Helda Gokunta, a 42-year-old janitor at the University of Juba, said Sunday she was overjoyed.

"If I die today, then I will die in peace because we used to be living in a huge prison but now with the peace treaty everything is open, especially our hearts," Gokunta said.

Gokunta, like many of Juba's mainly Christian and animist residents, suffered greatly during the conflict. Her mother, father and brother were killed and she has not seen or heard of her other brother in 5 years.

SPLA leader Garang comes from Juba, and one of the banners strung across a city street sang his praises. About 10,000 people marked the signing of the peace treaty Sunday by marching through the city to the main cathedral.

Under the peace treaty, Garang becomes first vice president of Sudan, and southern Sudanese will vote in a referendum on self-determination in six years' time.

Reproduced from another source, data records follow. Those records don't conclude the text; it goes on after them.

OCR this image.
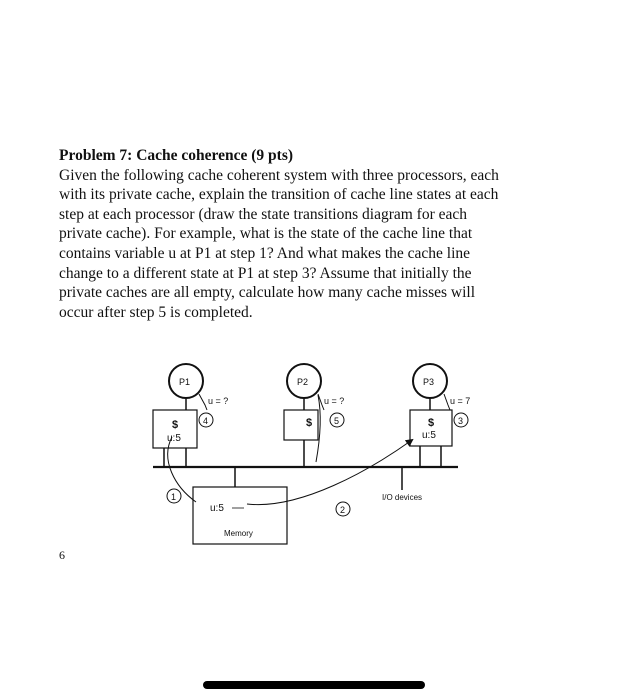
Problem 7: Cache coherence (9 pts)
Given the following cache coherent system with three processors, each
with its private cache, explain the transition of cache line states at each
step at each processor (draw the state transitions diagram for each
private cache). For example, what is the state of the cache line that
contains variable u at P1 at step 1? And what makes the cache line
change to a different state at P1 at step 3? Assume that initially the
private caches are all empty, calculate how many cache misses will
occur after step 5 is completed.
P1
$
u:5
u = ?
4
P2
$
u = ?
5
P3
$
u:5
u = 7
3
I/O devices
u:5
Memory
1
2
6
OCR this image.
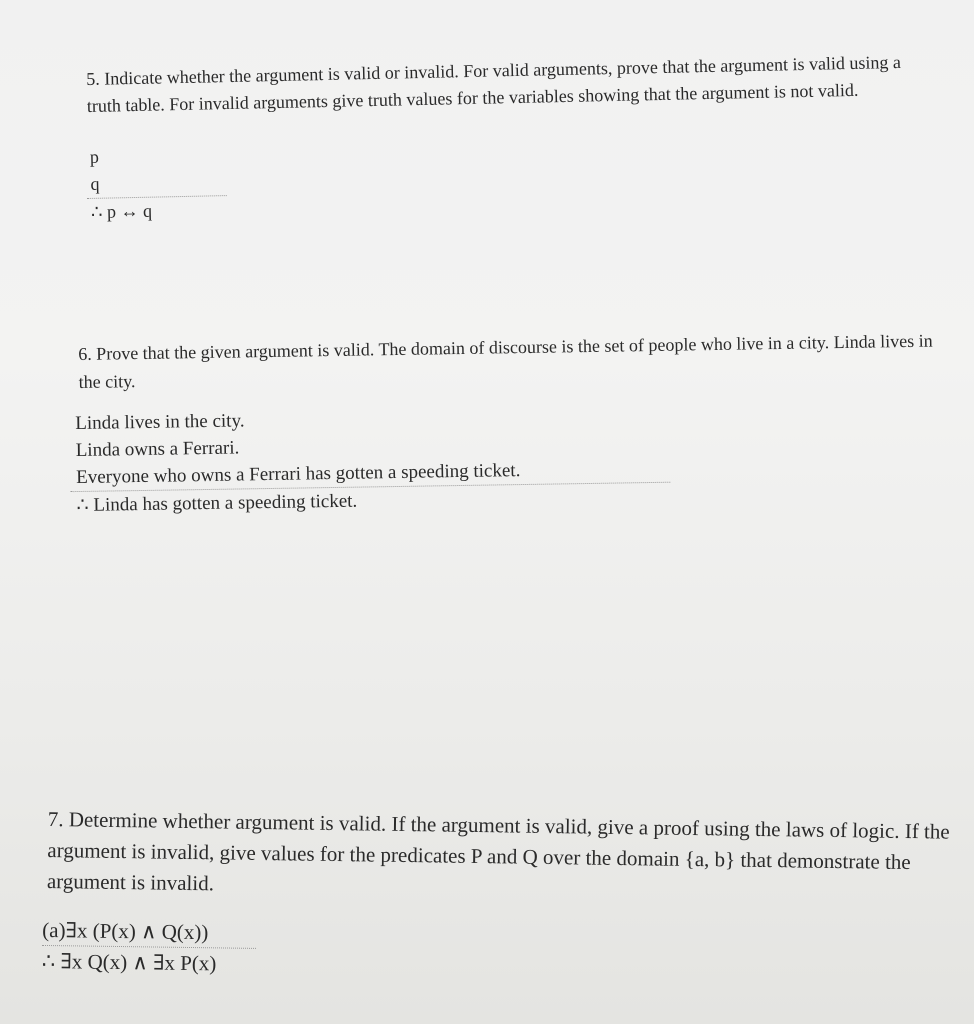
5. Indicate whether the argument is valid or invalid. For valid arguments, prove that the argument is valid using a truth table. For invalid arguments give truth values for the variables showing that the argument is not valid.

p
q
∴ p ↔ q

6. Prove that the given argument is valid. The domain of discourse is the set of people who live in a city. Linda lives in the city.

Linda lives in the city.
Linda owns a Ferrari.
Everyone who owns a Ferrari has gotten a speeding ticket.
∴ Linda has gotten a speeding ticket.

7. Determine whether argument is valid. If the argument is valid, give a proof using the laws of logic. If the argument is invalid, give values for the predicates P and Q over the domain {a, b} that demonstrate the argument is invalid.

(a)∃x (P(x) ∧ Q(x))
∴ ∃x Q(x) ∧ ∃x P(x)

The treaty set out plans for sharing legislative power and natural resources, including oil — large deposits of which exist in the south.

The war had pitted the Islamic-dominated government in Khartoum against rebels who had sought greater autonomy and more of the country's wealth for the south.

The fighting began in the 1950s and a fragile peace was reached in 1973. The civil war restarted 10 years later, when the Arab-dominated government in Khartoum tried to impose Islamic law on the south. Under the latest agreement, Islamic law can be used in the north without infringing on the rights of non-Muslims living there or in the south.

The southern accord has raised hopes a power-sharing formula can be reached to halt fighting in the western region of Darfur, where tens of thousands of people have died in a conflict that began almost two years ago between rebels and government forces, which are accused of backing Arab militias known as the Janjaweed.